Of course, the nature of 13-F filings means it is impossible to know whether Stephen Mandel’s Lone Pine Capital, Einhorn’s Greenlight Capital and James Simons’ Renaissance Technologies got out at the September peak or sometime earlier, just that they cut their positions during the quarter and were the most active sellers among the 50 funds, according to FactSet. Loeb’s Third Point Management, on the other hand, was a large buyer in the quarter.

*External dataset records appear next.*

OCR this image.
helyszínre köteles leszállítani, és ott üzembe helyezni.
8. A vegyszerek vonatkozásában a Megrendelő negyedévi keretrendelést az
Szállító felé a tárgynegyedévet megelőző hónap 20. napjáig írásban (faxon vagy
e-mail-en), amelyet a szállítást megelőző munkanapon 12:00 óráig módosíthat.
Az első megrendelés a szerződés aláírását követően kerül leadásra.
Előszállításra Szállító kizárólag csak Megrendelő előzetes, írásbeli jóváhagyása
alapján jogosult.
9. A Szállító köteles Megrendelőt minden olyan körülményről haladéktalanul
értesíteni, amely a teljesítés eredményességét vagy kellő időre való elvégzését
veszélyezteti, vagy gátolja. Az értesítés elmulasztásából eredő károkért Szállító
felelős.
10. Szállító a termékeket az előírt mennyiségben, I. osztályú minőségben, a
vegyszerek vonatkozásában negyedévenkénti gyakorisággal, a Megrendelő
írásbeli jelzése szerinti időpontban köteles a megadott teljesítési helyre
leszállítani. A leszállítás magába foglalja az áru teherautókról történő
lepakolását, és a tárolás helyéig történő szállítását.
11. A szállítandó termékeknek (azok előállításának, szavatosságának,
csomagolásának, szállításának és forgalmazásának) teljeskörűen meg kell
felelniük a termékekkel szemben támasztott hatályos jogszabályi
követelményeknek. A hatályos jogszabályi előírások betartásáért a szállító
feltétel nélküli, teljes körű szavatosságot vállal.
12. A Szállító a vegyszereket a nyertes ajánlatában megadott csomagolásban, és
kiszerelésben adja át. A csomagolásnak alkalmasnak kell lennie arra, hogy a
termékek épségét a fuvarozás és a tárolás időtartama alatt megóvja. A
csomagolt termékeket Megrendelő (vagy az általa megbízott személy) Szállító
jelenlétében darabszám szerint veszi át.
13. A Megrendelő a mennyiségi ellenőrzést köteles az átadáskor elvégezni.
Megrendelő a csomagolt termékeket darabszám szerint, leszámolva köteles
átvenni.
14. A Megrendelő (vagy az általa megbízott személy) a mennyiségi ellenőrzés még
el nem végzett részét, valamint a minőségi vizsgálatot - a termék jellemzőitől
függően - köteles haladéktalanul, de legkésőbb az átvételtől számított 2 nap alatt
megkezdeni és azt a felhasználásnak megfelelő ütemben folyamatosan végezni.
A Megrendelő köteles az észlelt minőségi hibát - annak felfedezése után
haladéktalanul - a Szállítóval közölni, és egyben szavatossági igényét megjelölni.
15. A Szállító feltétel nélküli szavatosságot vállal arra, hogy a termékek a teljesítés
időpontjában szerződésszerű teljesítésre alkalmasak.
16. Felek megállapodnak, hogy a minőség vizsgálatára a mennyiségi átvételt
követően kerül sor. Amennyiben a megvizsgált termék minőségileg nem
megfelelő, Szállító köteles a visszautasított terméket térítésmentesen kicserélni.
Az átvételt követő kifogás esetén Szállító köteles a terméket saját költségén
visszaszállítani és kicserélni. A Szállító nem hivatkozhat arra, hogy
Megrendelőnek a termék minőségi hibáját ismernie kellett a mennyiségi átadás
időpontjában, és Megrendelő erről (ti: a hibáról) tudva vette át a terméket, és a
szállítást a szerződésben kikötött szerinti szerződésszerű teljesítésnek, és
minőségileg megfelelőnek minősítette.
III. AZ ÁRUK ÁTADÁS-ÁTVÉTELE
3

SEC filings do not reveal the entirety of hedge fund managers’ holdings – short positions and pre-IPO holdings of private companies are among the items that remain undisclosed – but the snapshot of the long equity positions of the 50 largest managers show Apple as a continued favorite with $11.7 billion of the $125.4 billion managed by the group selected. That easily outpaces the rest of ht the top five: LyondellBasel Industries ($9.2 billion), Google ($6.8 billion), AIG ($4.5 billion) and Procter & Gamble ($4.1 billion).

In the case of AIG, Third Point and OZ Management, a unit of Och-Ziff Capital Management, were the most aggressive institutional purchasers in the third quarter, and are both now among the top 10 holders of the insurer’s stock. Not only that, but each has more than 10% of its equity portfolio exposure in the stock. That still ranks behind Bruce Berkowitz’s Fairholme Fund, the largest private holder of AIG (behind only the U.S. Treasury), which has 34.7% of its portfolio in the stock.